A travers le miroir.
7.5 On pourrait reprocher au film son schématisme et sa distance de représentation. Tout est empesé, parfois lourdingue, notamment dans la propension à faire clignoter les histoires, les temporalités, les personnages pour tout dédoubler. Ailleurs j’aurais sans nul doute trouvé cela rebutant. Mais Assayas choisit de construire un dispositif étonnant. La première partie du film est ainsi constituée de longues séquences retranscrivant le quotidien d’une actrice (Maria, jouée par Juliette Binoche) accompagnée de son assistante (Valentine, Kristen Stewart) femme à tout faire, vive, à la pointe, perfectionniste. Si bien que déjà les règles hiérarchiques sont non pas inversées mais bouleversées. Valentine prend plus de place dans l’écran que Maria.
Elle a vingt ans de moins mais pour le moment, la pièce imposante (qui fit la renommée de Maria et s’apprête à la relancer) ne l’est pas au point de construire un parallèle solide entre réel et fiction, Helena (le personnage mûr de la pièce) et Maria, Sigrid (la cadette) et Valentine. Ce n’est pas si simpliste. Valentine jouant le rôle en faux qui sera bientôt tenu par la jeune actrice Jo-Ann Ellis (campée par Chloé Grace Moretz, croisée dans Kick-ass entre autres, bref casting lumineux) le cinéaste ne s’est pas contenté de décalquer l’évidence de son jeu de miroir, il l’étoffe. C’est dans sa capacité de glissement que le film se révèle fascinant, après l’avoir été dans sa méticulosité de retranscription quotidienne. Ça devient dorénavant une histoire de fantômes. On les évoque souvent : Wilhelm, le célèbre metteur en scène de la pièce dont on apprend la mort durant l’ouverture, dans le train qui conduisait Maria à une soirée de gala en son honneur ; L’ancienne actrice ayant jadis campée Helena, qui se serait vraiment – c’est aussi le cas dans la pièce, Sigrid poussant Helena au suicide – suicidée post représentation alimentant la culpabilité de Maria qui jouait en ce temps Sigrid ; Puis bien plus loin, la mort de la femme de l’amant de la future nouvelle Sigrid. Vous me suivez ? Un double récit sur la peur est en train de naître. Celle de Maria qui accepte mal cette inversion de rôles. Et celle de Valentine qui s’improvisant Sigrid pour le besoin des répétitions se rapproche de Maria, autrement que dans une dimension uniquement professionnelle. Tout restera hyper ambigu, bien entendu. Et la technologie clignote dans chaque plan (Pages Google, Skype, Youtube, Iphone, Ipad…) pour marquer violemment l’écoulement de ce temps dont est témoin et victime Maria. Le serpent de Maloja, son image sublime, en est la représentation ultime de cette propagation, à la fois poétique et monstrueuse.
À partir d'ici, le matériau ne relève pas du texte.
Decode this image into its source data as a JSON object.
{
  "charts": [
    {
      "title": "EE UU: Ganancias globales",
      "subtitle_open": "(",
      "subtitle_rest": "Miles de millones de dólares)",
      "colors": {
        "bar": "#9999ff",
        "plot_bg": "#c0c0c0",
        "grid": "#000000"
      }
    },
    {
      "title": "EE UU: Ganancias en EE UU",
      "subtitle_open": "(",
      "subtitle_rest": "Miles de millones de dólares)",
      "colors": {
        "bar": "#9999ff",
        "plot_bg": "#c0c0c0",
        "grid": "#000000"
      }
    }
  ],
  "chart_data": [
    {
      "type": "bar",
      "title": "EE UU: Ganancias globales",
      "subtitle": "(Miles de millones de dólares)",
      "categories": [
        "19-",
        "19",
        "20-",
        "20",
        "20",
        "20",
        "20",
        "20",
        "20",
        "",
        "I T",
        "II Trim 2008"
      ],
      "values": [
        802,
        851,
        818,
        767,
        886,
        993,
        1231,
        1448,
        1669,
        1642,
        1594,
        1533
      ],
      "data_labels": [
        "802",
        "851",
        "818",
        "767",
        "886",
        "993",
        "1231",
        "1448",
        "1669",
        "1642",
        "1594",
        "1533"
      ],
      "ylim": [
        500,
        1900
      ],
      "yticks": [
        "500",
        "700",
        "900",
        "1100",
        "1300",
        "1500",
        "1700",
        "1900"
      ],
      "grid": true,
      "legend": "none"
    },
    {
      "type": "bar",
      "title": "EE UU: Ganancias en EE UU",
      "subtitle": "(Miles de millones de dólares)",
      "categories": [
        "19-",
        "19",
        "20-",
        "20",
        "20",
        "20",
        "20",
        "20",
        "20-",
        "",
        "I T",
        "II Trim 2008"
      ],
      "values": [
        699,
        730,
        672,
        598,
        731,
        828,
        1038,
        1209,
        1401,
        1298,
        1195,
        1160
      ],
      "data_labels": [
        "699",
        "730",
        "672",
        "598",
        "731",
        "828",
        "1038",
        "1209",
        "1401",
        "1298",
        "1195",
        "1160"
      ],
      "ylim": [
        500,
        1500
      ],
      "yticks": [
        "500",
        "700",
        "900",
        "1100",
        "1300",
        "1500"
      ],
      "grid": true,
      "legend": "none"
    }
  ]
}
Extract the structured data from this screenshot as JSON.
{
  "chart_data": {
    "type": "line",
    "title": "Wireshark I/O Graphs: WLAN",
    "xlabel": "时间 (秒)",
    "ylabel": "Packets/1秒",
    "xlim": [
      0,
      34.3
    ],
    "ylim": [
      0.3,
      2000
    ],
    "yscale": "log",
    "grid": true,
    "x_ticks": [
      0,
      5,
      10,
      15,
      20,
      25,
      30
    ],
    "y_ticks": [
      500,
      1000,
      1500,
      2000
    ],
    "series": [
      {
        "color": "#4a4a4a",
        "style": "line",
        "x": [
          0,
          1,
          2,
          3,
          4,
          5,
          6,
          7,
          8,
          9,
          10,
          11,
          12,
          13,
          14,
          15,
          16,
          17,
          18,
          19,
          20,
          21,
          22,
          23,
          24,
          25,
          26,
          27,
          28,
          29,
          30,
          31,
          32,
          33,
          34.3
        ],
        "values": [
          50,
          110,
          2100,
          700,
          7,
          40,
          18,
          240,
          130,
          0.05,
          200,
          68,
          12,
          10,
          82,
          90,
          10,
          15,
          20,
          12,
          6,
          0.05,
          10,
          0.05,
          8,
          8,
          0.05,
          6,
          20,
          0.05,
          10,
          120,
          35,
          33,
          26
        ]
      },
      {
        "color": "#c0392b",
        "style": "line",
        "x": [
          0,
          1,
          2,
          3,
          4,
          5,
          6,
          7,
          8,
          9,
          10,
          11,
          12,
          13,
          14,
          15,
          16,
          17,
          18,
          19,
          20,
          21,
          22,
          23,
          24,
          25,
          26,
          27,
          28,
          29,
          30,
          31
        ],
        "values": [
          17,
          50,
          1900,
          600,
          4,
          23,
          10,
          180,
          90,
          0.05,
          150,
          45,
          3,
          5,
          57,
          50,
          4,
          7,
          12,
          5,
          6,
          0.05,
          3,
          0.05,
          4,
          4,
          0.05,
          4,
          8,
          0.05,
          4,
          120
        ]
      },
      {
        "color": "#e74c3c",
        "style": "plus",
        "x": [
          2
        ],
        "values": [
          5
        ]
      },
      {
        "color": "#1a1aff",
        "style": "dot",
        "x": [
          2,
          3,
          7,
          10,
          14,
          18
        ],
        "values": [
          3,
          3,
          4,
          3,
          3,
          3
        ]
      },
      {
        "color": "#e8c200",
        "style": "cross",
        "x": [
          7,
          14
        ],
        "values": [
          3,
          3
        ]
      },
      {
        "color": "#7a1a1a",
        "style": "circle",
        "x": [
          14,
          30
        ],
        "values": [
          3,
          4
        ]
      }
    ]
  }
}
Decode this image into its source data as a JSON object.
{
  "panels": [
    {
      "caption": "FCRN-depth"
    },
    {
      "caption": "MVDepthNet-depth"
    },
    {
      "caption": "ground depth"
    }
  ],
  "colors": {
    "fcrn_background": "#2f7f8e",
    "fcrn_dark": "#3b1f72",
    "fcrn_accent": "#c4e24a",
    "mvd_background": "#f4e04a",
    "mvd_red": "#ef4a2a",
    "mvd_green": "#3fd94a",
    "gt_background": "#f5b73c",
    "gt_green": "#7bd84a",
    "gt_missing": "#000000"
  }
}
C’est Hitchcock, c’est Bergman, c’est Cassavetes. Vertigo, Persona et Opening night. Ça fait peut être beaucoup, pourrait-on dire. Ou alors, on peut aussi apprécier le culot. Et Assayas, s’il n’atteint pas (la capacité de sidération de) ses maîtres, en se perdant à de nombreuses reprises, sait se relever quasi instantanément. Et le fait qu’Assayas soit aux commandes me touche aussi. Car c’est cet Assayas que j’aime. Celui d’Après Mai. Je continue de penser que c’est un cinéaste passionnant quand il est obnubilé par ses propres vingt ans, où chaque fois il s’en va convoquer un passé quel qu’il soit : Problème de succession patrimoniale, portrait d’u terroriste sur deux décennies, ou sorte d’auto remake de L’eau froide – L’obsession de l’âge d’or soixante-huitard – vingt ans après, ça ne s’invente pas. Sils Maria pousse l’idée plus loin encore. Film concept, théorisant, jusqu’à saturation. C’est son Copie conforme à lui.
Sils Maria n’est en effet pas le plus subtil des jeux de miroirs mais il n’est pas le moins stimulant non plus – Il l’est infiniment plus que le dernier Cronenberg, par exemple – tant il trace des lignes qui se croisent, fait s’entrechasser les personnages. Et il faut reconnaître que le choix du lieu – les Alpes suisses – est considérable tant il accentue cet état de perdition, paysage invulnérable, véritable Goliath de roches que la légende du serpent de Maloja vient accentuer. C’est en les laissant murir que les films d’Olivier Assayas prennent une autre dimension. So, wait and see. Par ailleurs, je trouve qu’Assayas sait magnifiquement mettre en scène ses choix musicaux. Kevin Ayers ou Soft Machine dans Après mai, Pachelbel ou Primal Scream ici, chaque fois il nous offre des séquences qui envoient du bois.